I have the distinct advantage of crumbling into a simpering mess if I do not care for myself.  It wasn’t always this way.  I used to be able to ingest all manner of unhealthy substances, stay up all night, never exercise, and laze around all the time.  Even now as I type out this list, there is a part of me that is still tempted by the prospect of this lifestyle – but now I know better.  I wasn’t happy or healthy while I was indulging all of the time.  In fact, I was downright miserable.

Since I am not able to drum up any willpower unless I am faced with dire consequences, life finally stepped in and took over.  The angry face of prolonged hormonal issues coupled with an unhealthy lifestyle that was starting to span the better part of a decade when I was just barely of legal drinking age finally reared its head.  I was profoundly exhausted, depressed, and anxious almost all of the time.  Feeling lousy takes so much energy that I barely had any for other endeavors.  I still think it is no small miracle that I found myself a sangha of yoginis (including my wonderful teacher) and dedicated myself to intensive study that eventually blossomed into teacher training.

Once I started on that path, there was no stopping.  My entire being clearly had a powerful thirst for these teachings.  The spring of wisdom that I began to draw from has proven endlessly deep.  After twelve years of rolling out my mat on a semi-regular basis and six years of deep study, I finally have a regular practice that includes many tools to draw from depending on my need for that day.  Yoga allows me to look at the good, bad, and the ugly while maintaining compassion and understanding for myself – and others.  Have I achieved this mind state at all times?  Absolutely f*%^&ing not.  But when I can breathe through a tough emotion rather than mindlessly reacting to the situation at hand, I look back on my many years of practice and breathe a sigh of relief that I suffered a bit less thanks to the nourishment I find on a daily basis.

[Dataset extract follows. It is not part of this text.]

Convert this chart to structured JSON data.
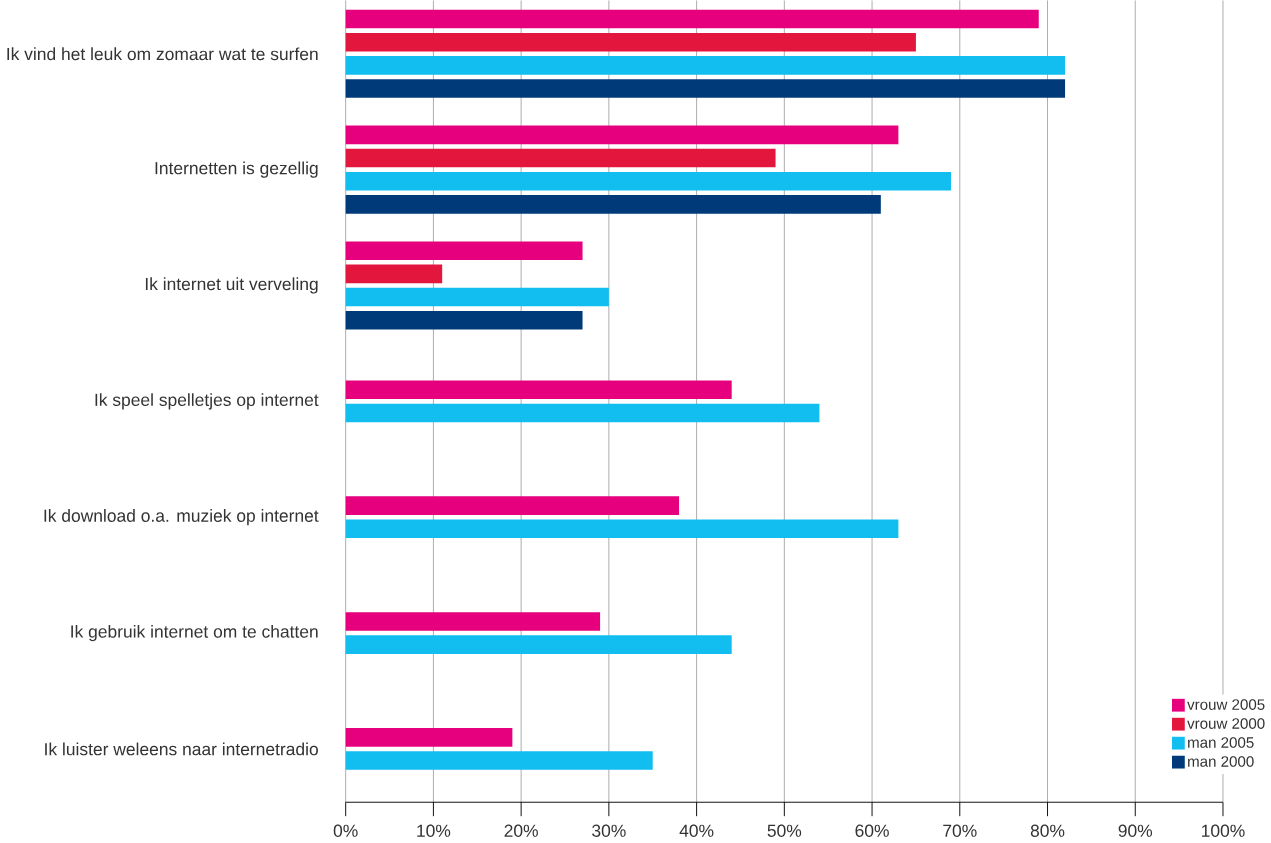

So yes, yoga is important to me.  But what do I mean by yoga?  Is it measured in sweat, in consecutive minutes in meditation, in pranayama rations or arm balance quotas?  For me, yoga is coming back to center.  If I am tired in the morning and don’t want to start the 203023742934 tasks facing me on the to-do list, I add a bit of extra vigor to my morning asanas.  If I’m too ramped up, I can dial down the physical intensity and focus more on soothing my nervous system with slow, flowing movements.  There are endless combinations of movement, intention, and focus that can soothe any moment.

And then there is the breath.  Although awesome all by itself as an involuntary, life sustaining process, the breath itself can be transformative with the right focus.  Even better, it is portable, it is a handsfree device, and everyone has it.  The thing is, not everyone realizes how powerful this free technology can be.  Go ahead, try yours out:

Notice your breath without trying to change it (and when it changes anyway, that’s OK).

Notice the quality of the inhale.  Where in your body do you feel the breath coming in?

Notice the quality of the exhale.  What parts of your body react as the breath is moving out?

Take ten breaths like this, just noticing the ebb and flow.  Close your eyes if you like.

When you are done, notice if you feel differently now than you did ten breaths ago.

So far, this practice that helps me sink into the present moment – if for only a moment – is the best antidote I have for the stress of working full time and caring for a baby.  It’s the perfect reset button for any kind of day.